OA in the humanities

January 18, 2006 at 5:05 pm | Posted in Open Access, Preprints | Leave a comment

OA as instrumental good, Open and Shut, December 22, 2005: “Historically, Open Access (OA) has been viewed as primarily an issue for researchers in the sciences. Today, however, there is a growing debate about its relevance to the humanities. So when last week the Princeton/Stanford Working Papers in Classics (PSWP) site was launched it seemed an ideal opportunity to discuss OA in the context of the humanities with Josiah Ober, the professor of classics at Princeton who, in collaboration with Stanford’s Walter Scheidel, created PSWP.” Excerpts of the interview follow:

Q: Certainly OA today is mainly viewed as a science issue. Why do you think that is so, and do you think that in the long term OA has less, the same, or perhaps even more relevance to the humanities than to the sciences?

A: Humanities scholarship is a small area compared to natural science scholarship. Humanities work tends to be comparatively low-cost (few big labs or big grants) and individually authored. OA’s immediate benefits are perhaps harder to measure in the humanities than in the sciences. OA for humanities is still something of a ‘green field.’

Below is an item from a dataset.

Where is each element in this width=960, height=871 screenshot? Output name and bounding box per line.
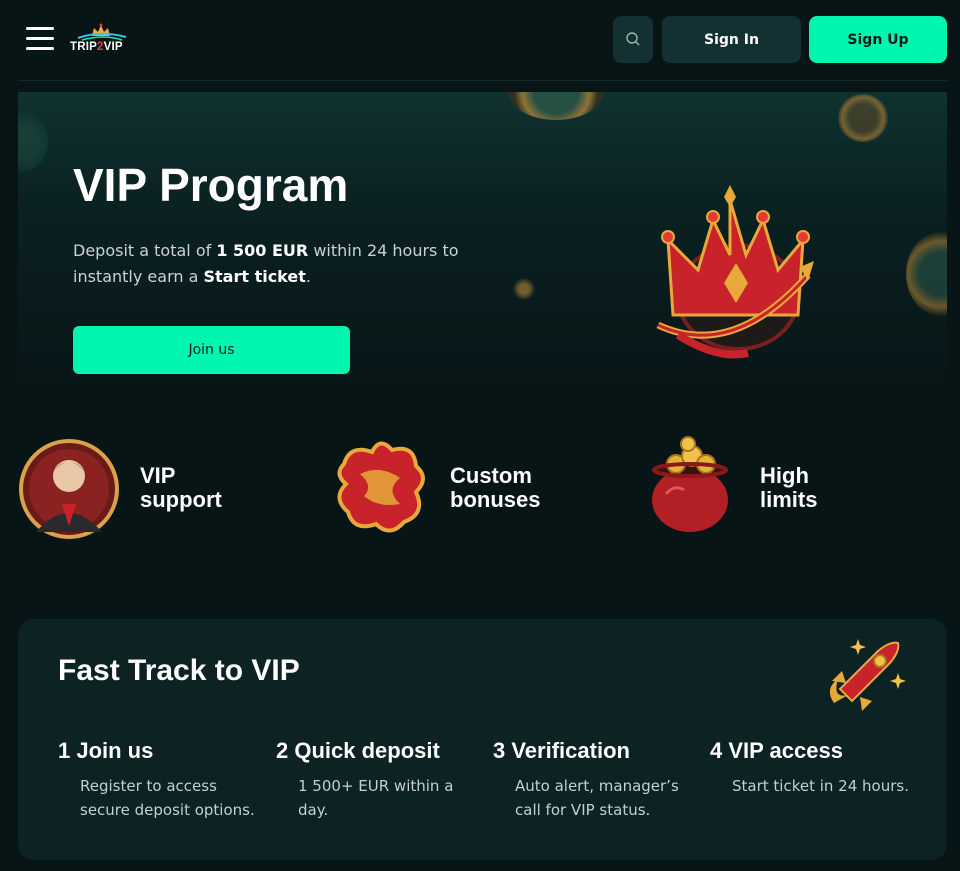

Q: You are perhaps aware of the growing trend for science research funders to request/require that their grantees make their papers available on the Web (not least the National Institutes of Health’s policy on Enhancing Public Access to Archived Publications Resulting from NIH-Funded Research). Can you see a logic for funders in the humanities adopting a similar approach, or is funding in the humanities sufficiently different that such an approach may not be appropriate?

A: Humanities funding is mostly personal grants for leave time to individuals, and humanists still tend to publish a lot of books. So I would guess that this sort of requirement would be unlikely in the near term.

Q: Certainly there are calls for this in the UK. The draft proposal from Research Councils UK (Access to Research Outputs), for instance, proposes mandating all publicly-funded researchers, including those in the humanities, to self-archive their papers on the Web. It’s not yet clear what the final RCUK policy will be, but do you think this is how the future will look: that in the way that researchers have been required to ‘publish or perish’ they will find themselves also being required to ensure that their papers are freely available to all on the Web?

A: My guess is that it will increasingly be the case that material that is not web accessible will be less likely to be consulted or cited, and that this will in turn result in a lot of pressure on authors and publishers to find ways to make academic work web accessible.

Q: Finally, do you think that OA is ‘inevitable and optimal’ as OA advocates often put it? If so, what are the compelling reasons for arguing that that is the case in the area of the humanities in general, and in classics in particular?

A: Inevitable is a strong word and one I tend to avoid when speaking of social phenomena, like politics, economics, or OA. I think that there will be strong pressure for more OA over time, as students and scholars become more and more used to doing their research online. Optimal must of course depend on implementation.

So I’d say that OA is a very good bet, and stands to be a lot closer to optimal than any prior information regime I know of.

Humanists, whose work can be made readily accessible across disciplinary lines (in a way that is more difficult for highly mathematical fields), are likely to benefit disproportionately from OA — and should, therefore, have every reason to support it.”